IX, de Yannis Ritsos






Qué hermosa eres. Me asusta tu belleza. Tengo hambre de ti. Tengo sed de ti.
Te lo ruego: escóndete; vuélvete invisible para todos; visible solo para mí; cubierta
desde el cabello hasta las uñas de los pies con un velo oscuro y transparente
salpicado por los plateados gemidos de lunas primaverales. Tus poros irradian
vocales, consonantes placenteras; articulan palabras secretas;
rosáceos estallidos del acto sexual. Tu velo se hincha, reluce
sobre la ciudad anochecida con bares a media luz, sus tascas portuarias;
verdes focos iluminan la farmacia de guardia, una esfera de vidrio
gira veloz mostrando lugares del globo terráqueo. El borracho se tambalea
en una tempestad generada por la respiración de tu cuerpo. No te vayas. No te vayas.
Tan material, tan inasible. Un toro de piedra
salta desde el frontón del templo a la hierba seca. Una mujer desnuda sube
la escalera de madera
cargando un barreño de agua caliente. El vaho le oculta el rostro.
Arriba en el aire un helicóptero de vigilancia zumba en lugares imprecisos. Cuidado.
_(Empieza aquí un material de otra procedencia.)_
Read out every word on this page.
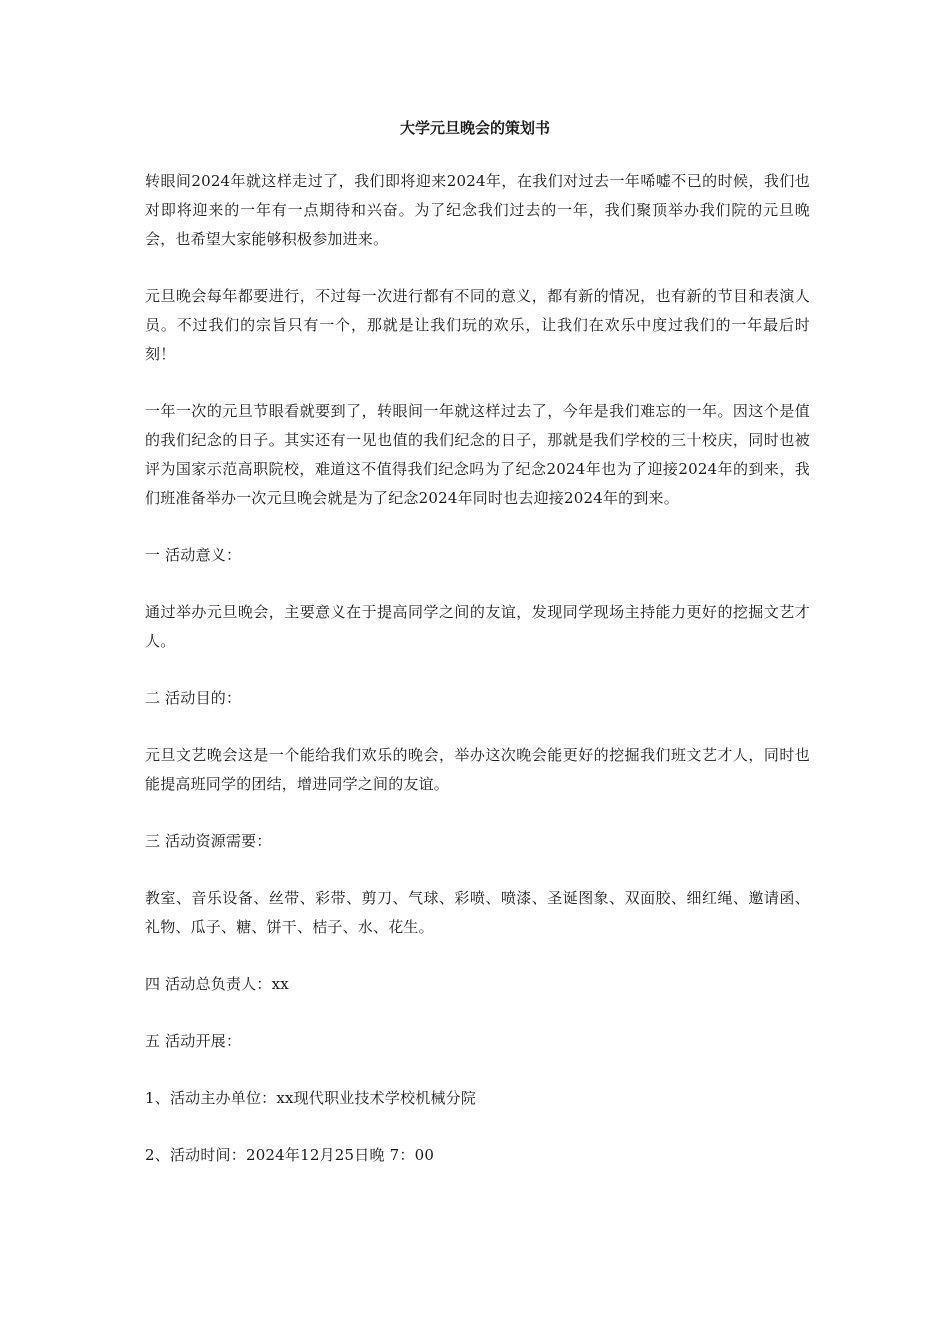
大学元旦晚会的策划书

转眼间2024年就这样走过了，我们即将迎来2024年，在我们对过去一年唏嘘不已的时候，我们也对即将迎来的一年有一点期待和兴奋。为了纪念我们过去的一年，我们聚顶举办我们院的元旦晚会，也希望大家能够积极参加进来。

元旦晚会每年都要进行，不过每一次进行都有不同的意义，都有新的情况，也有新的节目和表演人员。不过我们的宗旨只有一个，那就是让我们玩的欢乐，让我们在欢乐中度过我们的一年最后时刻！

一年一次的元旦节眼看就要到了，转眼间一年就这样过去了，今年是我们难忘的一年。因这个是值的我们纪念的日子。其实还有一见也值的我们纪念的日子，那就是我们学校的三十校庆，同时也被评为国家示范高职院校，难道这不值得我们纪念吗为了纪念2024年也为了迎接2024年的到来，我们班准备举办一次元旦晚会就是为了纪念2024年同时也去迎接2024年的到来。

一 活动意义：

通过举办元旦晚会，主要意义在于提高同学之间的友谊，发现同学现场主持能力更好的挖掘文艺才人。

二 活动目的：

元旦文艺晚会这是一个能给我们欢乐的晚会，举办这次晚会能更好的挖掘我们班文艺才人，同时也能提高班同学的团结，增进同学之间的友谊。

三 活动资源需要：

教室、音乐设备、丝带、彩带、剪刀、气球、彩喷、喷漆、圣诞图象、双面胶、细红绳、邀请函、礼物、瓜子、糖、饼干、桔子、水、花生。

四 活动总负责人：xx

五 活动开展：

1、活动主办单位：xx现代职业技术学校机械分院

2、活动时间：2024年12月25日晚 7：00
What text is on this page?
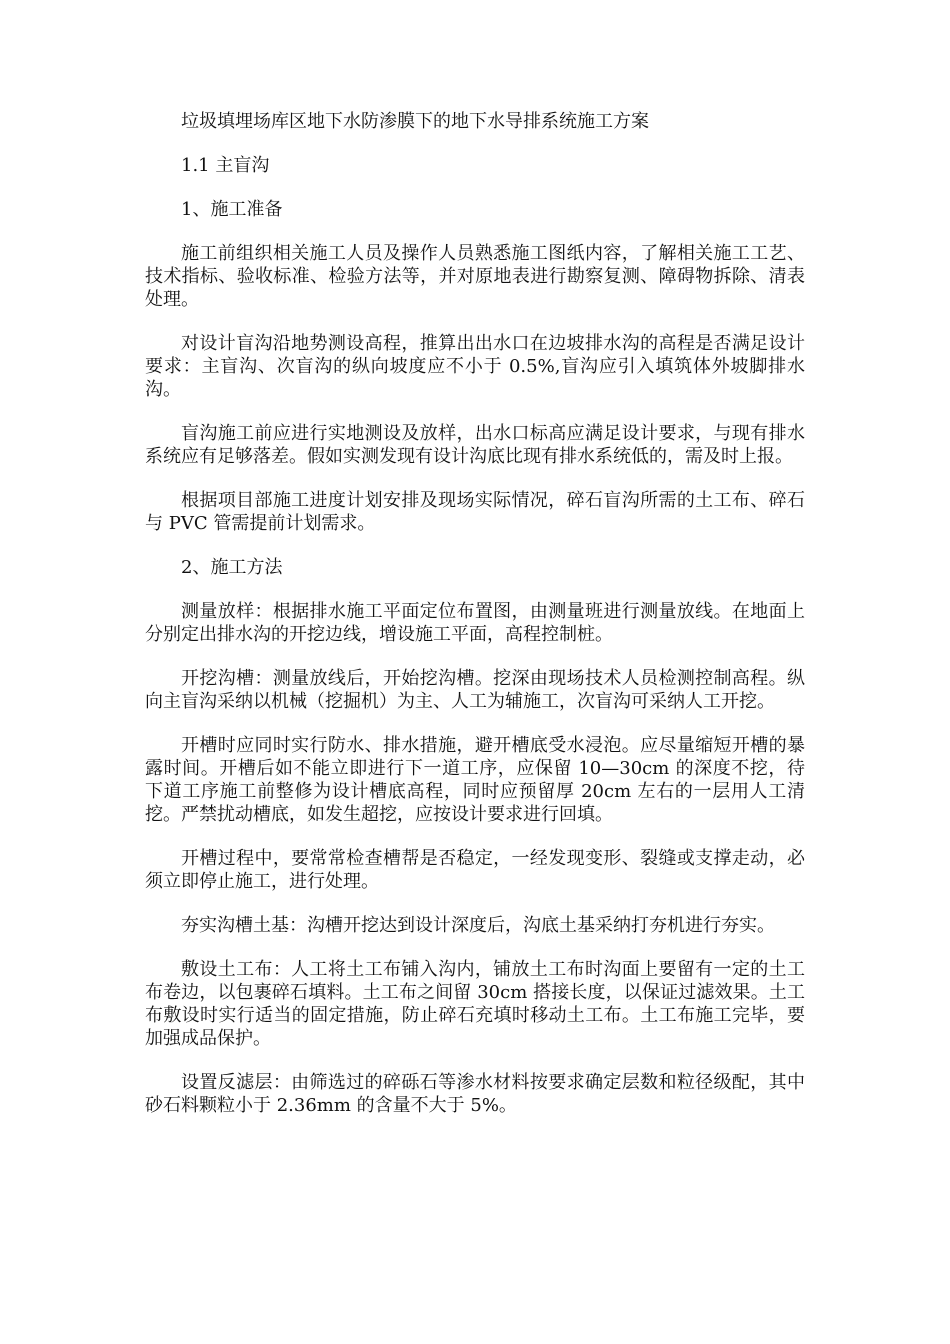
垃圾填埋场库区地下水防渗膜下的地下水导排系统施工方案

1.1 主盲沟

1、施工准备

施工前组织相关施工人员及操作人员熟悉施工图纸内容，了解相关施工工艺、技术指标、验收标准、检验方法等，并对原地表进行勘察复测、障碍物拆除、清表处理。

对设计盲沟沿地势测设高程，推算出出水口在边坡排水沟的高程是否满足设计要求：主盲沟、次盲沟的纵向坡度应不小于 0.5%,盲沟应引入填筑体外坡脚排水沟。

盲沟施工前应进行实地测设及放样，出水口标高应满足设计要求，与现有排水系统应有足够落差。假如实测发现有设计沟底比现有排水系统低的，需及时上报。

根据项目部施工进度计划安排及现场实际情况，碎石盲沟所需的土工布、碎石与 PVC 管需提前计划需求。

2、施工方法

测量放样：根据排水施工平面定位布置图，由测量班进行测量放线。在地面上分别定出排水沟的开挖边线，增设施工平面，高程控制桩。

开挖沟槽：测量放线后，开始挖沟槽。挖深由现场技术人员检测控制高程。纵向主盲沟采纳以机械（挖掘机）为主、人工为辅施工，次盲沟可采纳人工开挖。

开槽时应同时实行防水、排水措施，避开槽底受水浸泡。应尽量缩短开槽的暴露时间。开槽后如不能立即进行下一道工序，应保留 10—30cm 的深度不挖，待下道工序施工前整修为设计槽底高程，同时应预留厚 20cm 左右的一层用人工清挖。严禁扰动槽底，如发生超挖，应按设计要求进行回填。

开槽过程中，要常常检查槽帮是否稳定，一经发现变形、裂缝或支撑走动，必须立即停止施工，进行处理。

夯实沟槽土基：沟槽开挖达到设计深度后，沟底土基采纳打夯机进行夯实。

敷设土工布：人工将土工布铺入沟内，铺放土工布时沟面上要留有一定的土工布卷边，以包裹碎石填料。土工布之间留 30cm 搭接长度，以保证过滤效果。土工布敷设时实行适当的固定措施，防止碎石充填时移动土工布。土工布施工完毕，要加强成品保护。

设置反滤层：由筛选过的碎砾石等渗水材料按要求确定层数和粒径级配，其中砂石料颗粒小于 2.36mm 的含量不大于 5%。
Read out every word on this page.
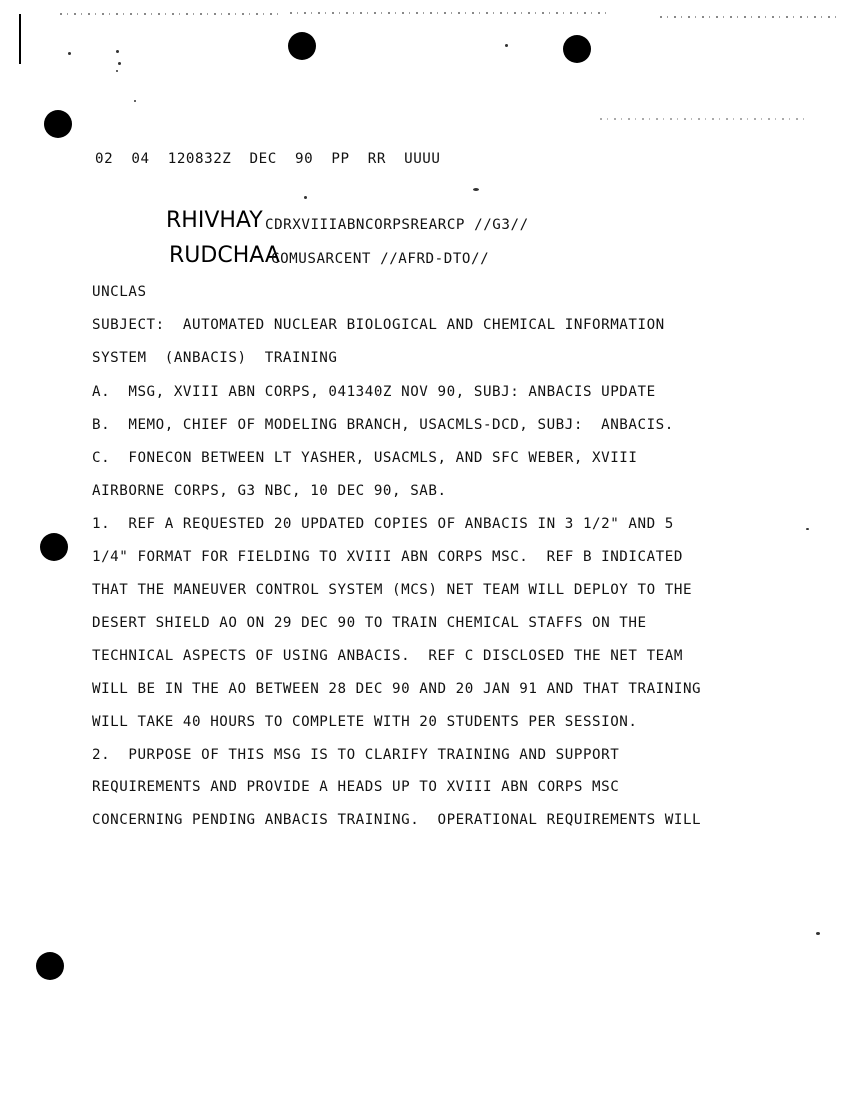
02  04  120832Z  DEC  90  PP  RR  UUUU
RHIVHAY CDRXVIIIABNCORPSREARCP //G3//
RUDCHAA
COMUSARCENT //AFRD-DTO//
UNCLAS
SUBJECT:  AUTOMATED NUCLEAR BIOLOGICAL AND CHEMICAL INFORMATION
SYSTEM  (ANBACIS)  TRAINING
A.  MSG, XVIII ABN CORPS, 041340Z NOV 90, SUBJ: ANBACIS UPDATE
B.  MEMO, CHIEF OF MODELING BRANCH, USACMLS-DCD, SUBJ:  ANBACIS.
C.  FONECON BETWEEN LT YASHER, USACMLS, AND SFC WEBER, XVIII
AIRBORNE CORPS, G3 NBC, 10 DEC 90, SAB.
1.  REF A REQUESTED 20 UPDATED COPIES OF ANBACIS IN 3 1/2" AND 5
1/4" FORMAT FOR FIELDING TO XVIII ABN CORPS MSC.  REF B INDICATED
THAT THE MANEUVER CONTROL SYSTEM (MCS) NET TEAM WILL DEPLOY TO THE
DESERT SHIELD AO ON 29 DEC 90 TO TRAIN CHEMICAL STAFFS ON THE
TECHNICAL ASPECTS OF USING ANBACIS.  REF C DISCLOSED THE NET TEAM
WILL BE IN THE AO BETWEEN 28 DEC 90 AND 20 JAN 91 AND THAT TRAINING
WILL TAKE 40 HOURS TO COMPLETE WITH 20 STUDENTS PER SESSION.
2.  PURPOSE OF THIS MSG IS TO CLARIFY TRAINING AND SUPPORT
REQUIREMENTS AND PROVIDE A HEADS UP TO XVIII ABN CORPS MSC
CONCERNING PENDING ANBACIS TRAINING.  OPERATIONAL REQUIREMENTS WILL
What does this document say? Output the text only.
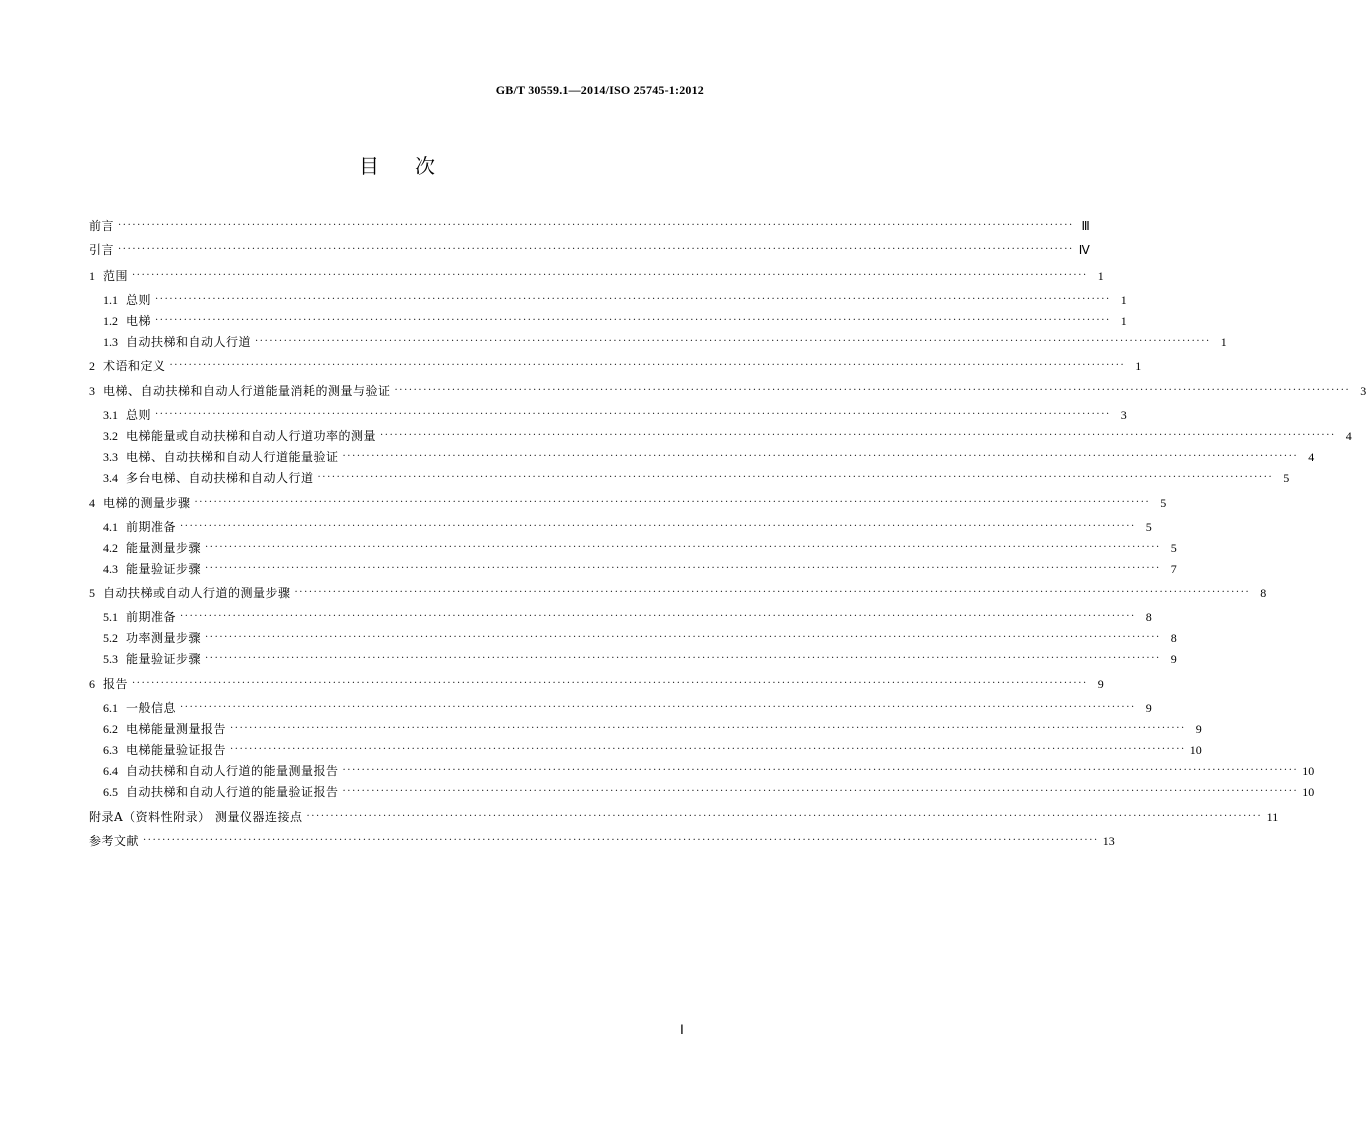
GB/T 30559.1—2014/ISO 25745-1:2012
目次
前言 ········································································································································································································ Ⅲ
引言 ········································································································································································································ Ⅳ
1 范围 ········································································································································································································ 1
1.1 总则 ········································································································································································································ 1
1.2 电梯 ········································································································································································································ 1
1.3 自动扶梯和自动人行道 ········································································································································································································ 1
2 术语和定义 ········································································································································································································ 1
3 电梯、自动扶梯和自动人行道能量消耗的测量与验证 ········································································································································································································ 3
3.1 总则 ········································································································································································································ 3
3.2 电梯能量或自动扶梯和自动人行道功率的测量 ········································································································································································································ 4
3.3 电梯、自动扶梯和自动人行道能量验证 ········································································································································································································ 4
3.4 多台电梯、自动扶梯和自动人行道 ········································································································································································································ 5
4 电梯的测量步骤 ········································································································································································································ 5
4.1 前期准备 ········································································································································································································ 5
4.2 能量测量步骤 ········································································································································································································ 5
4.3 能量验证步骤 ········································································································································································································ 7
5 自动扶梯或自动人行道的测量步骤 ········································································································································································································ 8
5.1 前期准备 ········································································································································································································ 8
5.2 功率测量步骤 ········································································································································································································ 8
5.3 能量验证步骤 ········································································································································································································ 9
6 报告 ········································································································································································································ 9
6.1 一般信息 ········································································································································································································ 9
6.2 电梯能量测量报告 ········································································································································································································ 9
6.3 电梯能量验证报告 ········································································································································································································ 10
6.4 自动扶梯和自动人行道的能量测量报告 ········································································································································································································ 10
6.5 自动扶梯和自动人行道的能量验证报告 ········································································································································································································ 10
附录A（资料性附录） 测量仪器连接点 ········································································································································································································ 11
参考文献 ········································································································································································································ 13
Ⅰ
Te buscan a ti. Escóndete muy dentro de mis brazos. El pelo
de la manta roja que nos cubre crece sin cesar
y la manta se convierte en una osa preñada. Bajo la osa roja
nos entregamos sin medida, más allá del tiempo y más allá la muerte,
en una unión única, universal. Qué hermosa eres. Me asusta tu hermosura.
Y tengo hambre de ti. Y tengo sed de ti. Y te ruego: escóndete.